Mahon resigned her membership of the Labour party in April 2009 saying she can no longer condone how it operates.
In her letter to the Halifax Constituency Labour Party she criticised the Prime Minister: "This Labour Government should hang its head in shame for inflicting [the Welfare Reform Bill] on the British public just as we face the most severe recession any of us have experienced in a lifetime." The Bill has been criticised by a number of disability campaign groups and Labour MPs for not helping the disabled or unemployed. Mahon said that she "totally disapproved of everything Tony Blair was doing" and was dismayed at the impotency shown by the government in tackling energy providers and financial institutions. She condemned the failure of the party to stick to its election manifesto, including pledges not to privatise the Royal Mail, and to give the country a referendum on the EU Constitution (which later became the Lisbon Treaty).

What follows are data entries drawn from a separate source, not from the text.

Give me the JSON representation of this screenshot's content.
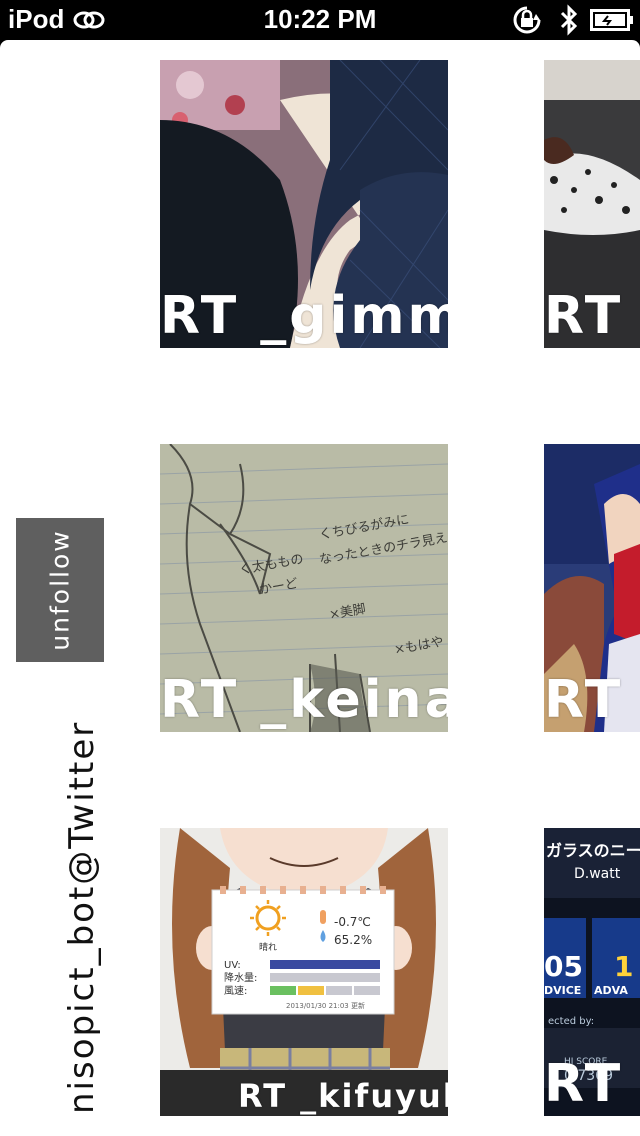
{
  "status_bar": {
    "device": "iPod",
    "time": "10:22 PM"
  },
  "sidebar": {
    "unfollow_label": "unfollow",
    "account_label": "nisopict_bot@Twitter"
  },
  "tiles": [
    {
      "caption": "RT _gimm"
    },
    {
      "caption": "RT _"
    },
    {
      "caption": "RT _keina("
    },
    {
      "caption": "RT _"
    },
    {
      "caption": "RT _kifuyuki"
    },
    {
      "caption": "RT _"
    }
  ],
  "weather_card": {
    "condition": "晴れ",
    "temperature": "-0.7℃",
    "humidity": "65.2%",
    "uv_label": "UV:",
    "precip_label": "降水量:",
    "wind_label": "風速:",
    "updated": "2013/01/30 21:03 更新"
  },
  "notebook_text": {
    "line1": "くちびるがみに",
    "line2": "なったときのチラ見え",
    "line3": "く太ももの",
    "line4": "かーど",
    "line5": "×美脚",
    "line6": "×もはや"
  },
  "game_screen": {
    "title": "ガラスのニーソ",
    "subtitle": "D.watt",
    "left_number": "05",
    "left_badge": "DVICE",
    "right_number": "1",
    "right_badge": "ADVA",
    "footer1": "ected by:",
    "footer2": "HI SCORE",
    "footer3": "0 7369"
  }
}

The Damian McBride smear revelations left her "sickened" according to the Yorkshire Post:
"My stepdaughter Rachel said to me: ‘How could they do that to people like David Cameron and his wife Samantha when they had recently lost their son Ivan? What kind of people think it would be a good idea to smear them?' I was sickened by that – that is not the Labour Party that I joined all those years ago… Quite simply I have had it with New Labour."
Mahon continues to be active in left-wing politics, particularly through the Stop the War Coalition and CND. She is a Distinguished Supporter of the British Humanist Association and an Honorary Associate of the National Secular Society. The No2EU campaign reports she has decided to support them in the June 2009 European Parliament election.
She was formerly married to John Gledhill; the couple had two sons, Kris (a barrister, currently an academic at the University of Auckland Law School in New Zealand) and Kurt (who lives with his family in Yorkshire). The couple divorced in the 1970s and she married Tony Mahon.